By Aloysius Odii, University of Nigeria
On 11 March 2020, concerned by the alarming levels of spread and the severity of the illness, the World Health Organization (WHO) declared Covid-19 a global pandemic. This blog post is part of a series to reflect on the past year of the COVID-19 pandemic.
Nearly a year after the emergence of COVID-19, government and non-governmental organisations (NGOs) have accepted life during the pandemic as the new normal. After months of restrictions, Nigerian national health authorities now agree that businesses must go on and learning must continue, but there must be strict protective measures to prevent the spread of the virus. Hence, restrictions in different sectors were lifted with clear guidelines for reopening.
In Nigeria’s education sector, the Nigerian Centre for Disease Control (NCDC) emphasized that for safe reopening, schools must be ready to implement infection prevention and control measures. These measures included ensuring physical distancing, frequent handwashing, and the use of face masks in school environments.
On 23 March 2020, the Academic Staff Union of Universities (ASUU) declared a nationwide strike following a disagreement with the federal government. A week later, the federal government announced the first lockdown in three states, and this was later widened to more states due to the rapid spread of COVID-19. After the restriction of movement was lifted, Universities remained closed until 18 January 2021 when the strike was called off. For safe reopening of schools, NCDC requested that school administrators put up a checklist to ensure compliance and adherence with preventive measures. They warned that learning facilities must make water, sanitation and hygiene (WASH) facilities available, including hand-washing equipment and soaps, and ensure that learners stay two-meters from each other and use face masks. Schools were also required to set up committees to monitor and promote compliance.

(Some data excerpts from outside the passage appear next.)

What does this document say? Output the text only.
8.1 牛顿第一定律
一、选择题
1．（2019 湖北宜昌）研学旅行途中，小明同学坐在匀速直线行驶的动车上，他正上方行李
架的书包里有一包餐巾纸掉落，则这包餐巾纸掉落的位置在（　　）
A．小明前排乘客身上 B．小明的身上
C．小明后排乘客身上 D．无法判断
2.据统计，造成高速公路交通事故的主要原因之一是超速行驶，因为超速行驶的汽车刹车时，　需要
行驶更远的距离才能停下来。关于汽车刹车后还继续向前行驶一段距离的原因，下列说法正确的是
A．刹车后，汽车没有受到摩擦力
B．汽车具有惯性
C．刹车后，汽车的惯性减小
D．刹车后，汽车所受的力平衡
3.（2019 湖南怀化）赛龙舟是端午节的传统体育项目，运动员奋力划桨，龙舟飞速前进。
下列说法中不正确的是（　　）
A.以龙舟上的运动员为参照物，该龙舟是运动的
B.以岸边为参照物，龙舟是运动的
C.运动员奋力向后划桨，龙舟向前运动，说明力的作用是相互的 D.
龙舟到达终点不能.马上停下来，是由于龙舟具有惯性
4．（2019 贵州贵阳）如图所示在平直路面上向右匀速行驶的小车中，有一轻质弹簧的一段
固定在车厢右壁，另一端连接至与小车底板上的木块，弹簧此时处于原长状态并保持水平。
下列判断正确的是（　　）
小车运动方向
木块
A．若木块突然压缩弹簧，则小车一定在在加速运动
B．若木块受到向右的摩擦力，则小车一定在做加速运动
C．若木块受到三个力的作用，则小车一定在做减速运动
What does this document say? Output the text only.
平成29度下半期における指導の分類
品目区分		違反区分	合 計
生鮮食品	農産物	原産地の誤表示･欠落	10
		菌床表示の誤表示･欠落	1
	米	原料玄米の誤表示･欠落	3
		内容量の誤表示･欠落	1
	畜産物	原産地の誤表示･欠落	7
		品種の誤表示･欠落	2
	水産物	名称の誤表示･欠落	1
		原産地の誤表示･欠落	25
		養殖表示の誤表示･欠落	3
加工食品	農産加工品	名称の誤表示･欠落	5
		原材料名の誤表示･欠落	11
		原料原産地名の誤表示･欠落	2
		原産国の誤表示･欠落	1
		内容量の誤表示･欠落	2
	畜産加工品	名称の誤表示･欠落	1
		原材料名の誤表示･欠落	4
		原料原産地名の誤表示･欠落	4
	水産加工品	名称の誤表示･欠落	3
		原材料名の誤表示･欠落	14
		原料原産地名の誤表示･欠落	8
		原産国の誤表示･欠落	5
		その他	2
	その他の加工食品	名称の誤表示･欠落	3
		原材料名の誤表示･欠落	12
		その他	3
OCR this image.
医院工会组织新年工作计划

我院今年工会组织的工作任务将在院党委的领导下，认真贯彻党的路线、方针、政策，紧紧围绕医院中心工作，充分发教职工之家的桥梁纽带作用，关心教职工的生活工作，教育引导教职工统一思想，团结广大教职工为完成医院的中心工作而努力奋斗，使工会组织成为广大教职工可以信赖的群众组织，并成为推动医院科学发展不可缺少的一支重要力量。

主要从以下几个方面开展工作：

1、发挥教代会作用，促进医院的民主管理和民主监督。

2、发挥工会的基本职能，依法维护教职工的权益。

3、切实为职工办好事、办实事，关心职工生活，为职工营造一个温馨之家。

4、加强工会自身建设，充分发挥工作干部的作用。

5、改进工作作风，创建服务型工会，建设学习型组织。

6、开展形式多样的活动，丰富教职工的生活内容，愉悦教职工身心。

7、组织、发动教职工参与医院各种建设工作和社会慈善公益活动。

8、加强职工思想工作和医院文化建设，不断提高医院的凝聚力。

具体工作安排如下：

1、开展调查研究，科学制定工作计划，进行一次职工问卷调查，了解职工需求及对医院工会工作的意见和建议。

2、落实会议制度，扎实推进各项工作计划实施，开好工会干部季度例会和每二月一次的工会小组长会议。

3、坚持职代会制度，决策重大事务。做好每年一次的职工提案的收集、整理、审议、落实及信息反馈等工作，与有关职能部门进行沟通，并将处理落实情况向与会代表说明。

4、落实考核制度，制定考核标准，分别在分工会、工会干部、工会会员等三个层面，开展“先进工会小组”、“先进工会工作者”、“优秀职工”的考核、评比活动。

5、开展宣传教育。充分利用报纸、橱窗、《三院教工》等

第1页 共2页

Declining adherence to COVID-19 Guidelines in Nigerian universities
In compliance with NCDC guidelines for safe reopening of schools, most schools set up washing equipment in strategic points, and students were required to wear a face mask in class and other public spaces. ‘No face mask, no entry’ signs could be seen in major entrance within the school environment. School administrators also setup COVID-19 committees at the faculty and departmental level to monitor and promote compliance and explore different ways of limiting contacts among students and persons within the university community. However, five weeks into resumption, my observation in three Nigerian universities was that compliance to these measures declined sharply. Most students now attend classes without regard for two-meter distance, face masks and other protective equipment recommended by NCDC. Public spaces formerly out-of-bounds to people without face mask became accessible to everyone. In fact, the university carried on like the ‘old normal’, except for few individuals who adhered.
It is predicted that, over time, compliance to the use of protective measures will decline. This, however, is not because of fatigue but because of optimum bias – the idea that people will predict that others have greater chance of falling into calamity than themselves. A survey in four countries has shown that, indeed, people are optimistic about the risk of being infected with the virus. In fact, about half of the participants judged that COVID-19 is less likely to happen to them than to other people. This feeling of optimism may be the trigger for declining compliance to COVID-19 preventive measures recommended to the university community.
What needs to be done
NCDC prepared the guidelines for safe reopening of schools but did not anticipate that, over time, compliance to the measures would decline due to optimism about the risk of being infected with the virus. As a result, the guidelines did not contain strategies to sustain the measures put in place. Another major weakness in the NCDC guidelines is that they did not mandate health workers in school-based health centres to be included in COVID-19 committees. Considering that most Nigerian universities have their established health centres where students seek first-hand health services, leveraging on resources available in these health centres could be key to addressing decline in adherence to COVID-19 preventive measures. This is because, experiments have shown that people will most likely listen to experts, so including health workers as part of the committee would likely encourage people to adopt the advised health practices. Also, health workers in school-based health centres are part of the university community and so know the proper approach to drive health policies.
University administrators must, therefore, consider the importance of sustaining persuasive health messages that centre around the fact that everyone is at risk. Such messages must focus on maintaining high perceptions of risk to dissuade the idea that the virus will not affect certain people. Health workers in school-based health centres are in strategic position to drive such messages.